Quando i suoi genitori erano andati a letto, Gregor aveva aperto la porta e si era infilato sotto le mie coperte. “No,” avevo bisbigliato, “non qui.” “Allora vieni nel fienile.” Mi si erano appannati gli occhi. “Non posso, se tua madre se ne accorge?”
Non avevamo mai fatto l’amore. Non l’avevo mai fatto con nessuno.

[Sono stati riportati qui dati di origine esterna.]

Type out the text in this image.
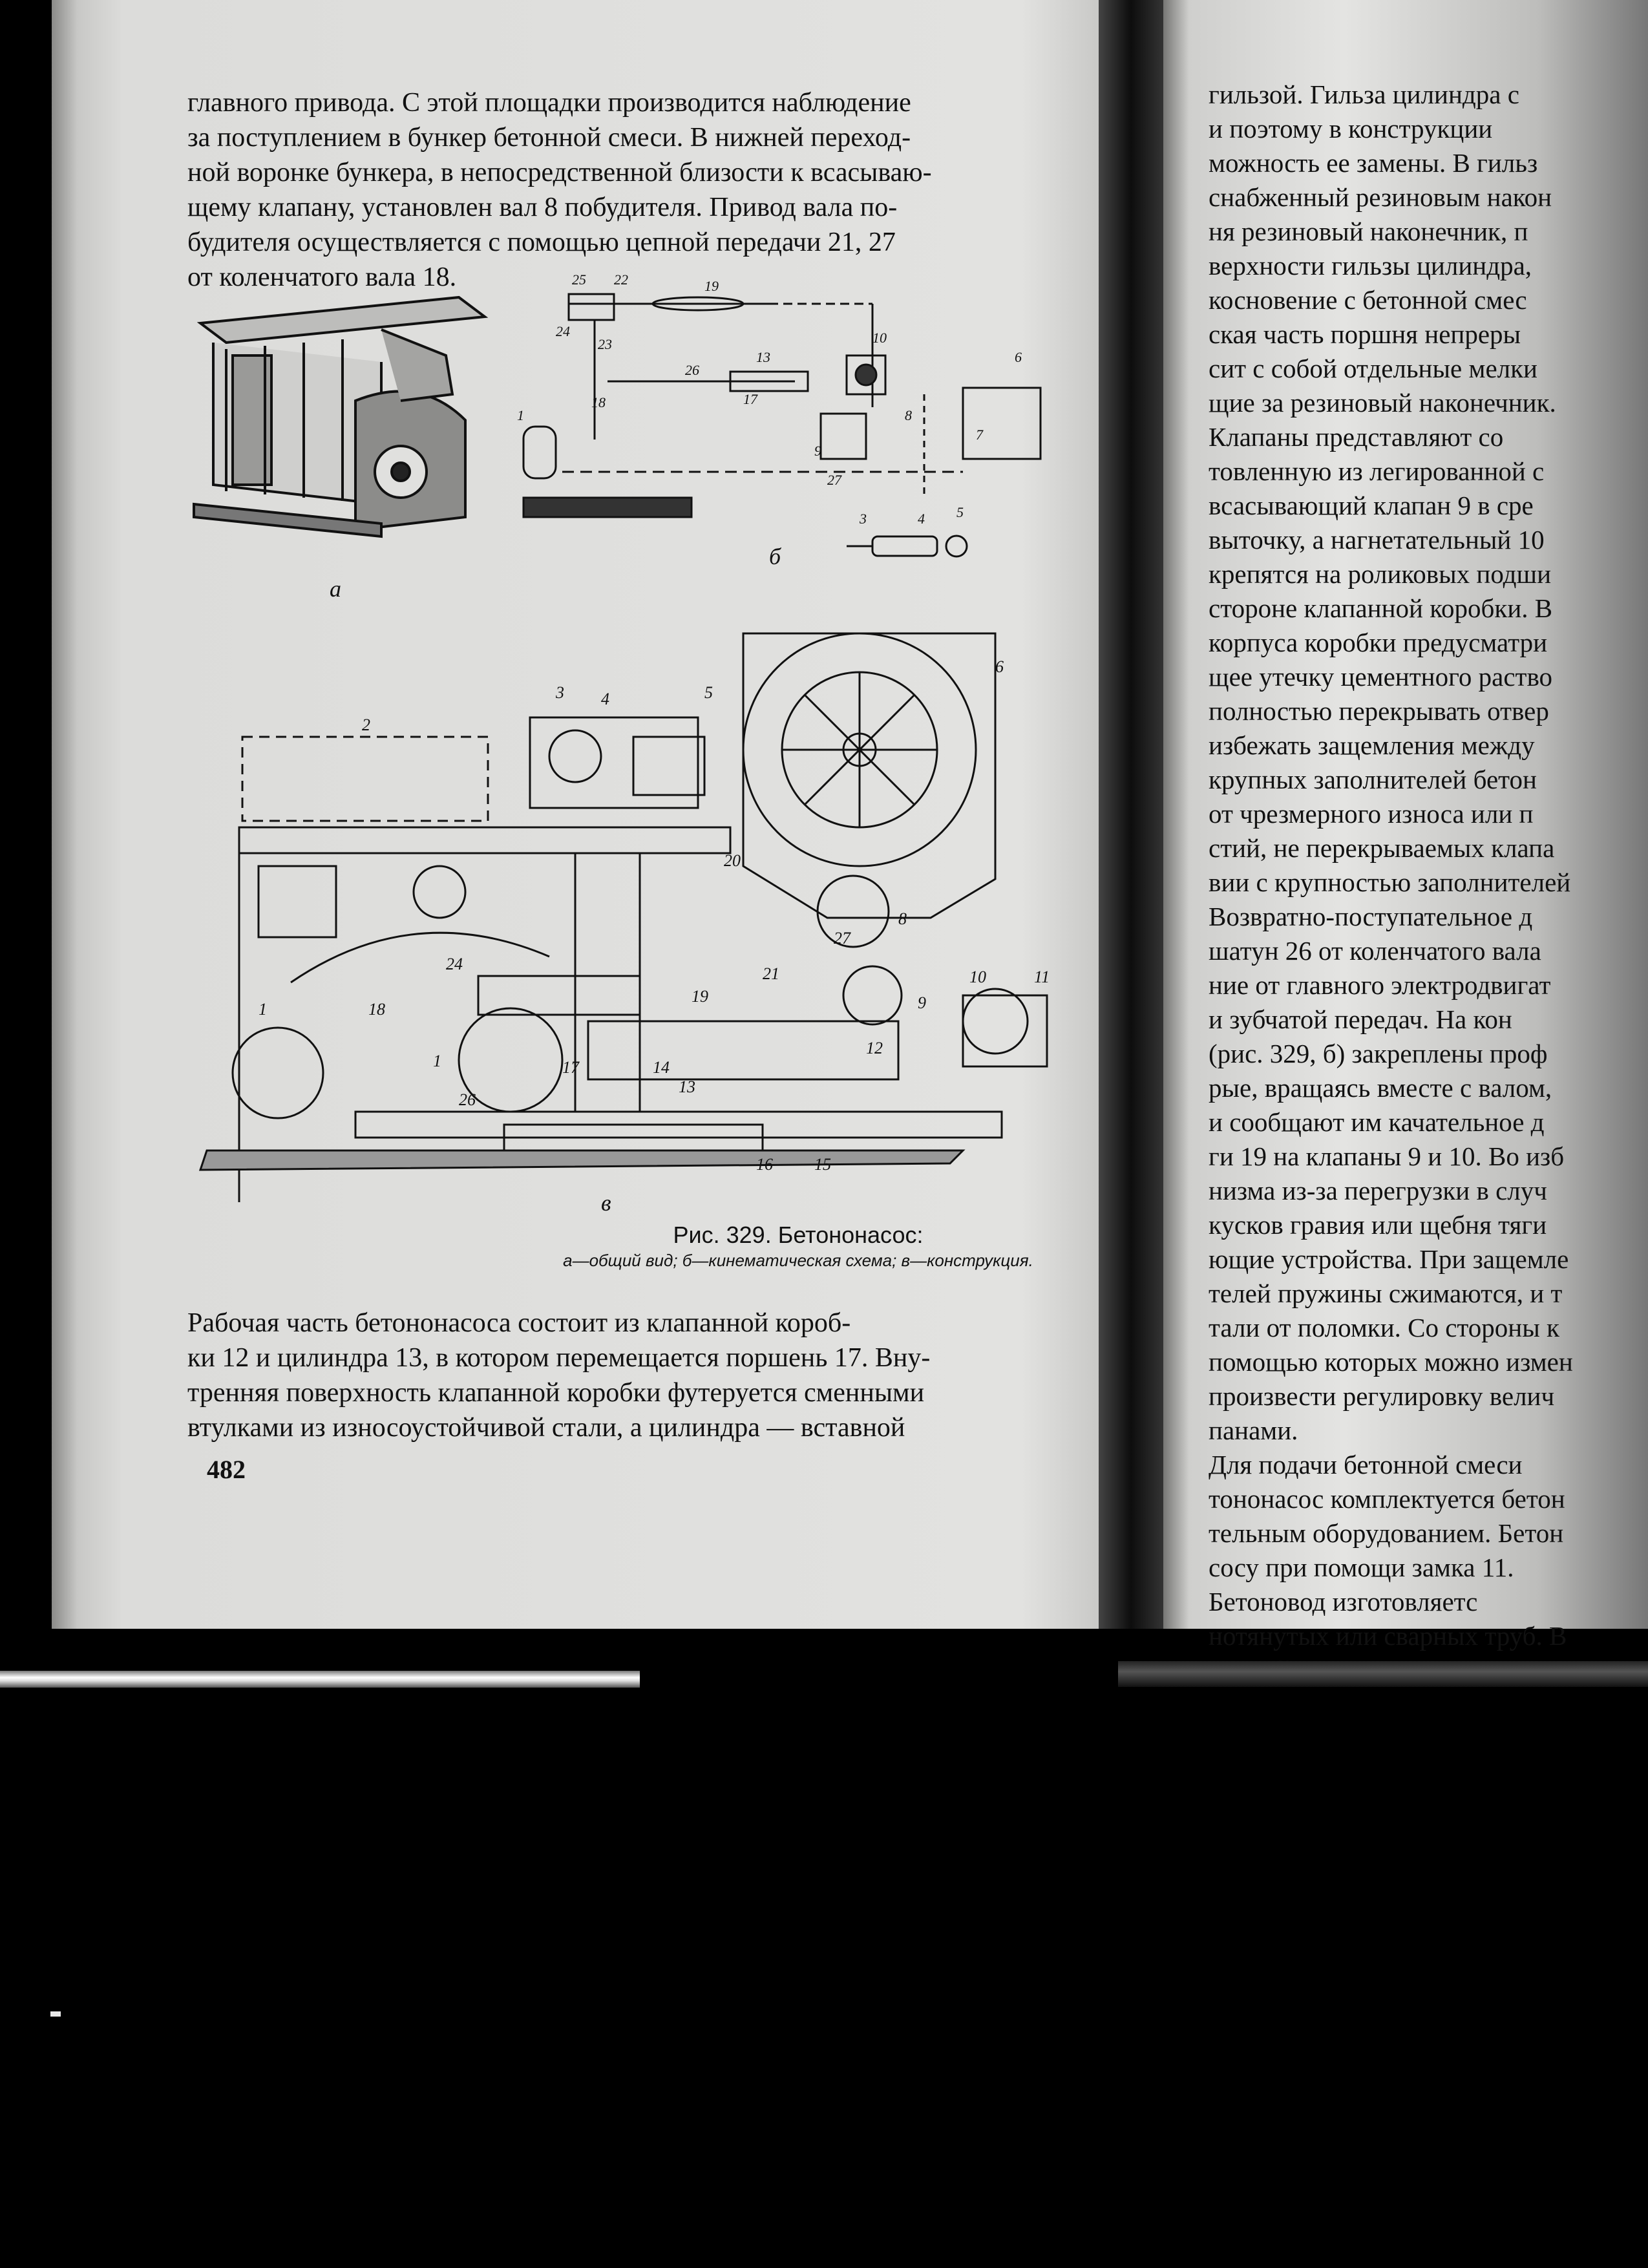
главного привода. С этой площадки производится наблюдение
за поступлением в бункер бетонной смеси. В нижней переход-
ной воронке бункера, в непосредственной близости к всасываю-
щему клапану, установлен вал 8 побудителя. Привод вала по-
будителя осуществляется с помощью цепной передачи 21, 27
от коленчатого вала 18.
а
25 22	19
24
23
18
26
13
17
10
1
27
9
8
7
3	4 5
6
б
2
3 4	5
6
1
20
8
27
21
19	9
10	11
24
18
1
26
17	14
13
12
16 15
в
Рис. 329. Бетононасос:
а—общий вид; б—кинематическая схема; в—конструкция.
Рабочая часть бетононасоса состоит из клапанной короб-
ки 12 и цилиндра 13, в котором перемещается поршень 17. Вну-
тренняя поверхность клапанной коробки футеруется сменными
втулками из износоустойчивой стали, а цилиндра — вставной
482
гильзой. Гильза цилиндра с
и поэтому в конструкции
можность ее замены. В гильз
снабженный резиновым након
ня резиновый наконечник, п
верхности гильзы цилиндра,
косновение с бетонной смес
ская часть поршня непреры
сит с собой отдельные мелки
щие за резиновый наконечник.
Клапаны представляют со
товленную из легированной с
всасывающий клапан 9 в сре
выточку, а нагнетательный 10
крепятся на роликовых подши
стороне клапанной коробки. В
корпуса коробки предусматри
щее утечку цементного раство
полностью перекрывать отвер
избежать защемления между
крупных заполнителей бетон
от чрезмерного износа или п
стий, не перекрываемых клапа
вии с крупностью заполнителей
Возвратно-поступательное д
шатун 26 от коленчатого вала
ние от главного электродвигат
и зубчатой передач. На кон
(рис. 329, б) закреплены проф
рые, вращаясь вместе с валом,
и сообщают им качательное д
ги 19 на клапаны 9 и 10. Во изб
низма из-за перегрузки в случ
кусков гравия или щебня тяги
ющие устройства. При защемле
телей пружины сжимаются, и т
тали от поломки. Со стороны к
помощью которых можно измен
произвести регулировку велич
панами.
Для подачи бетонной смеси
тононасос комплектуется бетон
тельным оборудованием. Бетон
сосу при помощи замка 11.
Бетоновод изготовляетс
нотянутых или сварных труб. В
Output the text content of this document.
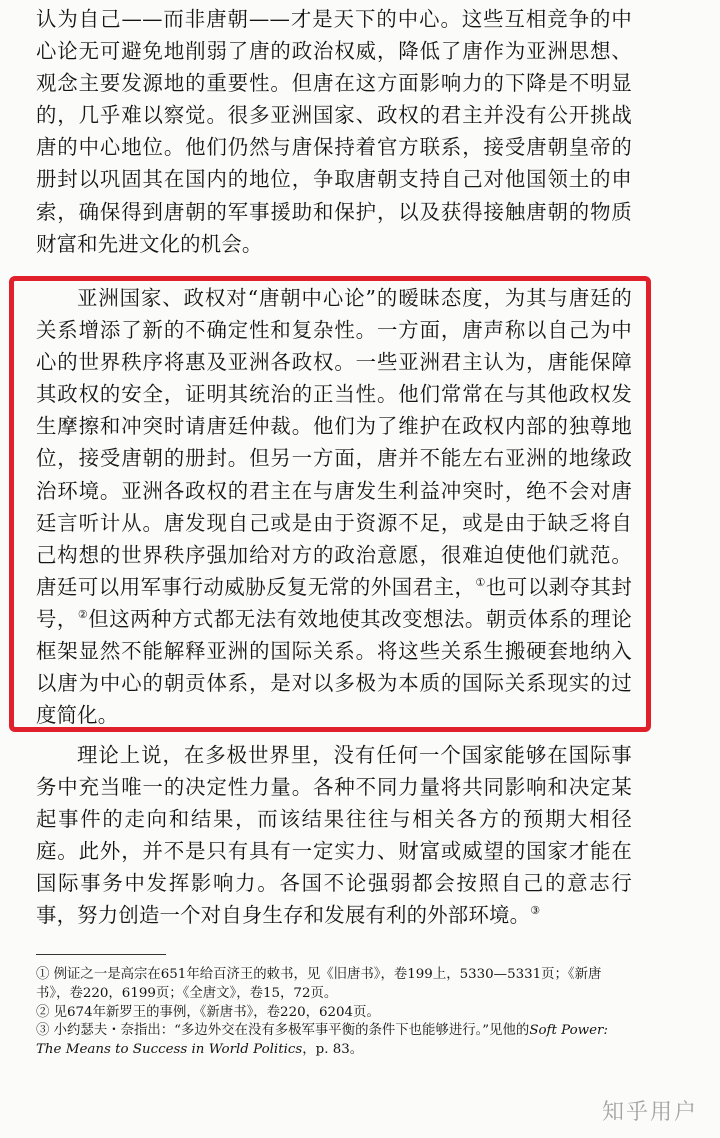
认为自己——而非唐朝——才是天下的中心。这些互相竞争的中心论无可避免地削弱了唐的政治权威，降低了唐作为亚洲思想、观念主要发源地的重要性。但唐在这方面影响力的下降是不明显的，几乎难以察觉。很多亚洲国家、政权的君主并没有公开挑战唐的中心地位。他们仍然与唐保持着官方联系，接受唐朝皇帝的册封以巩固其在国内的地位，争取唐朝支持自己对他国领土的申索，确保得到唐朝的军事援助和保护，以及获得接触唐朝的物质财富和先进文化的机会。
亚洲国家、政权对“唐朝中心论”的暧昧态度，为其与唐廷的关系增添了新的不确定性和复杂性。一方面，唐声称以自己为中心的世界秩序将惠及亚洲各政权。一些亚洲君主认为，唐能保障其政权的安全，证明其统治的正当性。他们常常在与其他政权发生摩擦和冲突时请唐廷仲裁。他们为了维护在政权内部的独尊地位，接受唐朝的册封。但另一方面，唐并不能左右亚洲的地缘政治环境。亚洲各政权的君主在与唐发生利益冲突时，绝不会对唐廷言听计从。唐发现自己或是由于资源不足，或是由于缺乏将自己构想的世界秩序强加给对方的政治意愿，很难迫使他们就范。唐廷可以用军事行动威胁反复无常的外国君主，①也可以剥夺其封号，②但这两种方式都无法有效地使其改变想法。朝贡体系的理论框架显然不能解释亚洲的国际关系。将这些关系生搬硬套地纳入以唐为中心的朝贡体系，是对以多极为本质的国际关系现实的过度简化。
理论上说，在多极世界里，没有任何一个国家能够在国际事务中充当唯一的决定性力量。各种不同力量将共同影响和决定某起事件的走向和结果，而该结果往往与相关各方的预期大相径庭。此外，并不是只有具有一定实力、财富或威望的国家才能在国际事务中发挥影响力。各国不论强弱都会按照自己的意志行事，努力创造一个对自身生存和发展有利的外部环境。③

① 例证之一是高宗在651年给百济王的敕书，见《旧唐书》，卷199上，5330—5331页；《新唐书》，卷220，6199页；《全唐文》，卷15，72页。

② 见674年新罗王的事例，《新唐书》，卷220，6204页。

③ 小约瑟夫・奈指出：“多边外交在没有多极军事平衡的条件下也能够进行。”见他的Soft Power: The Means to Success in World Politics，p. 83。

知乎用户
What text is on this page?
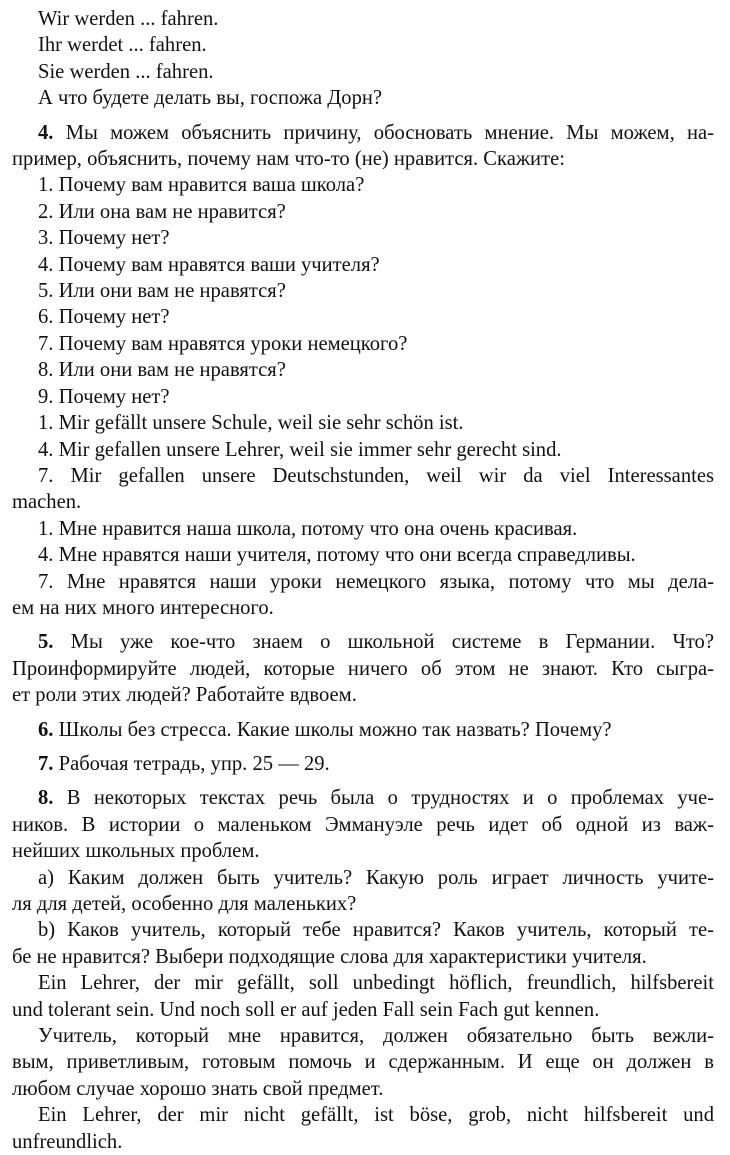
Wir werden ... fahren.
Ihr werdet ... fahren.
Sie werden ... fahren.
А что будете делать вы, госпожа Дорн?
4. Мы можем объяснить причину, обосновать мнение. Мы можем, на-
пример, объяснить, почему нам что-то (не) нравится. Скажите:
1. Почему вам нравится ваша школа?
2. Или она вам не нравится?
3. Почему нет?
4. Почему вам нравятся ваши учителя?
5. Или они вам не нравятся?
6. Почему нет?
7. Почему вам нравятся уроки немецкого?
8. Или они вам не нравятся?
9. Почему нет?
1. Mir gefällt unsere Schule, weil sie sehr schön ist.
4. Mir gefallen unsere Lehrer, weil sie immer sehr gerecht sind.
7. Mir gefallen unsere Deutschstunden, weil wir da viel Interessantes
machen.
1. Мне нравится наша школа, потому что она очень красивая.
4. Мне нравятся наши учителя, потому что они всегда справедливы.
7. Мне нравятся наши уроки немецкого языка, потому что мы дела-
ем на них много интересного.
5. Мы уже кое-что знаем о школьной системе в Германии. Что?
Проинформируйте людей, которые ничего об этом не знают. Кто сыгра-
ет роли этих людей? Работайте вдвоем.
6. Школы без стресса. Какие школы можно так назвать? Почему?
7. Рабочая тетрадь, упр. 25 — 29.
8. В некоторых текстах речь была о трудностях и о проблемах уче-
ников. В истории о маленьком Эммануэле речь идет об одной из важ-
нейших школьных проблем.
a) Каким должен быть учитель? Какую роль играет личность учите-
ля для детей, особенно для маленьких?
b) Каков учитель, который тебе нравится? Каков учитель, который те-
бе не нравится? Выбери подходящие слова для характеристики учителя.
Ein Lehrer, der mir gefällt, soll unbedingt höflich, freundlich, hilfsbereit
und tolerant sein. Und noch soll er auf jeden Fall sein Fach gut kennen.
Учитель, который мне нравится, должен обязательно быть вежли-
вым, приветливым, готовым помочь и сдержанным. И еще он должен в
любом случае хорошо знать свой предмет.
Ein Lehrer, der mir nicht gefällt, ist böse, grob, nicht hilfsbereit und
unfreundlich.
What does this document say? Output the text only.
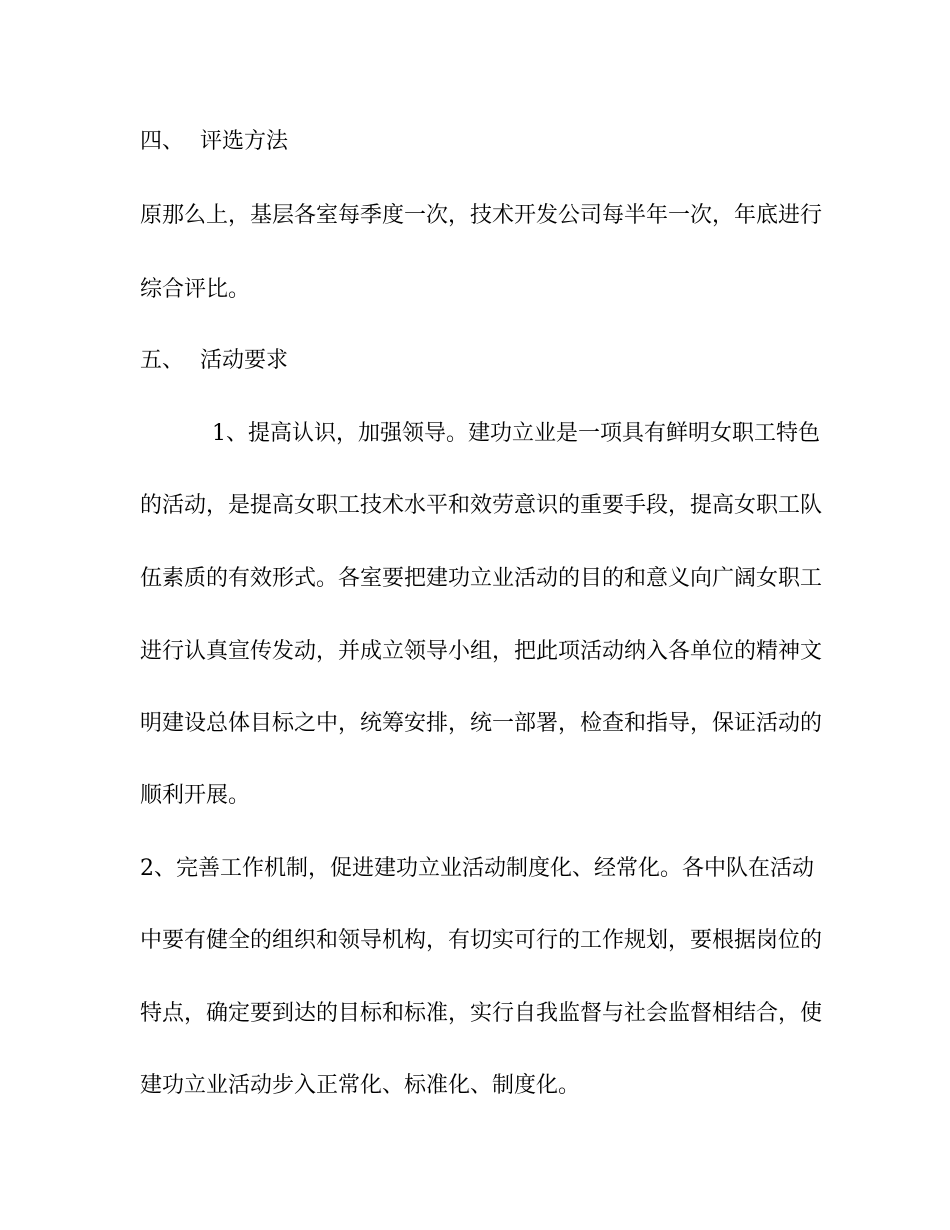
四、 评选方法
原那么上，基层各室每季度一次，技术开发公司每半年一次，年底进行
综合评比。
五、 活动要求
1、提高认识，加强领导。建功立业是一项具有鲜明女职工特色
的活动，是提高女职工技术水平和效劳意识的重要手段，提高女职工队
伍素质的有效形式。各室要把建功立业活动的目的和意义向广阔女职工
进行认真宣传发动，并成立领导小组，把此项活动纳入各单位的精神文
明建设总体目标之中，统筹安排，统一部署，检查和指导，保证活动的
顺利开展。
2、完善工作机制，促进建功立业活动制度化、经常化。各中队在活动
中要有健全的组织和领导机构，有切实可行的工作规划，要根据岗位的
特点，确定要到达的目标和标准，实行自我监督与社会监督相结合，使
建功立业活动步入正常化、标准化、制度化。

Gregor mi aveva accarezzato piano le labbra, ne aveva disegnato il perimetro, poi aveva premuto il polpastrello sempre più forte, fino a scoprire i denti, aprirmi la bocca, ficcarci dentro due dita. Le avevo sentite asciutte sulla lingua. Avrei potuto serrare la mandibola, morderlo. Gregor non ci aveva nemmeno pensato. Si è sempre fidato di me.
Nella notte non avevo resistito, ero salita in soffitta e avevo aperto io la porta. Gregor dormiva. Avevo accostato le labbra dischiuse alle sue, per mescolare i respiri, si era svegliato. “Volevi sapere che odore ho nel sonno?” mi aveva sorriso. Gli avevo spinto uno poi due poi tre dita in bocca, avevo sentito la bocca allargarsi, la saliva bagnarmi. Questo era l’amore: una bocca che non morde. O la possibilità di azzannare a tradimento, come un cane che si ribella al padrone.
Indossavo la collana di pietre rosse, quando durante il viaggio di ritorno mi aveva afferrato la nuca. Non era accaduto nel fienile dei suoi, ma in una cabina senza oblò.